In neither case is there a SIGTTIN, so there's something wrong with this
analysis.  Nevertheless ...

} The change I made simply means it grabs the terminal when it
} should, which is when it's in the foreground and there was no fork

... that seem likely correct, because withOUT your patch:

schaefer<525> : >>(trap "print Nyah nyah" TTIN; cat 0<&1)
cat: stdin: Interrupted system call
Nyah nyah

Without the trap, I get a silently stopped process with no way to bring
it to the foreground, which becomes a zombie if I SIGTERM it.  So there
definitely is an argument for having *something* wait for those process
substitutions.

} That's the case of >(...) as an ordinary(**) command line argument

Oops, just misconstrued this in my response to Vincent.
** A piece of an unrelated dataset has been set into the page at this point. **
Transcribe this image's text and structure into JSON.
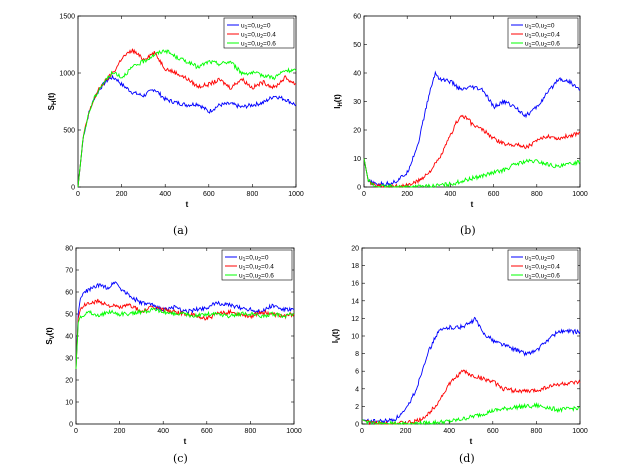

} I think the difference must be because with >(...) we add the PID to our
} job table of things to wait for

I'm not sure that's true.

schaefer<537> : >(trap "print Nyah nyah" TTIN; cat 0<&1) 
cat: stdin: Interrupted system call
Nyah nyah

Here again, if I omit the trap then I end up with a zombie cat.  (That
sounds like a line from a low-budget horror flick.)  Nothing's waiting.

} I'm tempted to back off the change for non-redirection process
} substitution and attack that separately, and commit the remaining
} shebang.

I tentatively agree, but confess I've lost precise track of what the
end result is.

} (**) "the case of >(...) as an ordinary command line argument": This
} reminds of a sketch I can vaguely remember of a gorilla travelling on
} the Tube (London Underground to overseas visitors) and everyone ignoring
} it.  It might have been Monty Python.  Or I might just have invented it.